A board of directors cannot take anyone's board position away unless they go to court and get a court order related to competency, criminal activities, or gross abuse of discretion. This means the board member has to have done something awful, or be incompetent and evidence has to be available for the board to take to court. Other than a court order, a board of directors, if it wants to remove a board member, would have to go through the same processes as the homeowners, which would be to call a meeting and hold a recall election. Recalling a board member is difficult, especially if the association uses cumulative voting. There are many ways to diffuse problems caused by board members. The most common concerns are that the board member is disrupting meetings, distributing confidential information, trying to thwart the efforts of the majority of the board in taking certain actions, not showing up for board meetings, or causing physical issues. There are ways to handle all of these problems short of a recall election, and before any recall election is ever started, the board should meet with the recalcitrant or difficult board member to see if the board member is willing to resign. Boards often forget that they can ask a board member to step down and although this does not always work, it should not be left out of the processes. Also, keep in mind that there is a difference between removing a board member and an officer. Most boards have the ability to remove a director from an officer position, but this should not be done without a legal opinion on the documents for your association.
What does the board do with a disruptive homeowner, or a serious problem in the association related to conduct (such as a suspected drug house, etc.)?
These are serious problems that also require the assistance of some professional with expertise in the matters. The association could try other things first, such as a neighborhood watch program, reports to the police (including psychiatric officer, if there is one, in the case of a serious disturbed individual). If the matter involves harassment or any potential discrimination claim, matters must be handled very delicately. There is considerable exposure to litigation in these matters and the processes must be carefully considered. The extent of the board's responsibilities in these matters is not completely determined or definitive and there is always new case law emerging on the issues so they should not be taken lightly.

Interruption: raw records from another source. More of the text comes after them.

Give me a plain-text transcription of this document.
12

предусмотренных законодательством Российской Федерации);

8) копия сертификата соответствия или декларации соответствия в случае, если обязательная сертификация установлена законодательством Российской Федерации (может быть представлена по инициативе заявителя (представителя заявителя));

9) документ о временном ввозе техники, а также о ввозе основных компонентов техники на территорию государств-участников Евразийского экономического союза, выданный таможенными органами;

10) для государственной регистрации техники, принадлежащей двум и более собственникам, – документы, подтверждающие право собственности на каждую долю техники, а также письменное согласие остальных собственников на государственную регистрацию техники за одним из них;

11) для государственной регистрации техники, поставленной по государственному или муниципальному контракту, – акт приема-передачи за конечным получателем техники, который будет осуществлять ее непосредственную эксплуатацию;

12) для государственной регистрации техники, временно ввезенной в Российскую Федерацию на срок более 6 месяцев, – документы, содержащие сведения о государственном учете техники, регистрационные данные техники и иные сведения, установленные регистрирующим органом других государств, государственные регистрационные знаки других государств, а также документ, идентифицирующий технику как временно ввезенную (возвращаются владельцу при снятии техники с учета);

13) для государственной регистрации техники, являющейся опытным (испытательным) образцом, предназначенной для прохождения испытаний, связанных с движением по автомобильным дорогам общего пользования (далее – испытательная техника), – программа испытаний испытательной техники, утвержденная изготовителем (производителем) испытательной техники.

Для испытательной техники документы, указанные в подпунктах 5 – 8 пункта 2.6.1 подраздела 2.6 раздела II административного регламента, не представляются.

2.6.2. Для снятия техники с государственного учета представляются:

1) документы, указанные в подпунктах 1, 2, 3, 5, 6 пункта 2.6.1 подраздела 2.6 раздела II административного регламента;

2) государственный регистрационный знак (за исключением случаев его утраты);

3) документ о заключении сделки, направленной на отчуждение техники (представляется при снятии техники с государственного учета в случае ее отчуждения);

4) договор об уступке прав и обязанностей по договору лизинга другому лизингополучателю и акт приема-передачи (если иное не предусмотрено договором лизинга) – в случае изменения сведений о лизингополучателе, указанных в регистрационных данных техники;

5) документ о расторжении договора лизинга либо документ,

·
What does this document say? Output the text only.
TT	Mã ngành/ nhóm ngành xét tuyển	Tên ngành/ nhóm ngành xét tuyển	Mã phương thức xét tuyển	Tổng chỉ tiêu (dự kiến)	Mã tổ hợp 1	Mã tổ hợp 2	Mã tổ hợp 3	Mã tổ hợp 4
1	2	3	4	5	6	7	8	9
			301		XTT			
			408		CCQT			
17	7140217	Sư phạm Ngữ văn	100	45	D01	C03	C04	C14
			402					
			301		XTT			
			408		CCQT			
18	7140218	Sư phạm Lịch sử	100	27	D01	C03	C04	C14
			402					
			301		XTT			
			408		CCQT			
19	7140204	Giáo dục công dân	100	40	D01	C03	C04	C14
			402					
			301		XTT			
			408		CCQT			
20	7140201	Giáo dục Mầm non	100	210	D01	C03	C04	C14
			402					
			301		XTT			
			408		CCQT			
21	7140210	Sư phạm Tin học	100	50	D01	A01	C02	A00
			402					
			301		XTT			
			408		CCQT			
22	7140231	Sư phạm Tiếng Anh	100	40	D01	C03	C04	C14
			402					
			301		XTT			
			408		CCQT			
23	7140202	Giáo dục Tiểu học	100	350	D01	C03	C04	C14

At What Point Does the HOA Board Start Assessing Members for Foreclosure Losses?
Professionals in this industry are bouncing around ideas as to how to deal with issues related to foreclosures. When a percentage of members of any HOA, whether 1% or 10%, lose their homes to foreclosure or "walk away," it leaves the rest of the homeowners "holding the bag." There is a budget for the year based on a certain anticipated income that consists of assessments collected from owners. When the Board estimates the income, it is based on the premise that all homeowners will be paying their assessments. When there is a foreclosure or multiple foreclosures by banks or lenders, most of the assessments that fell due during the foreclosure process remain unpaid. Hence, a shortfall in the budget arises. There are various schools of thought about how to best deal with this. Here are some possibilities:
- Plan ahead - and over or conservatively estimate costs so as to have extra cushion in the budget for possible losses;
- Include an account for estimated "bad debt" losses;
- Impose a special assessment or increase in the regular assessment mid-year to make up the extra income that is needed.
This last option may or may not be authorized in your governing documents. In California - Civil Code Section 1366 sets limits. The Board may not raise the regular assessments more than 20% in any fiscal year without approval of the members (requiring a majority of a “more than 50%" quorum). It may not impose a special assessment that exceeds 5% of the budgeted gross operating expenses without approval (same percentage requirement).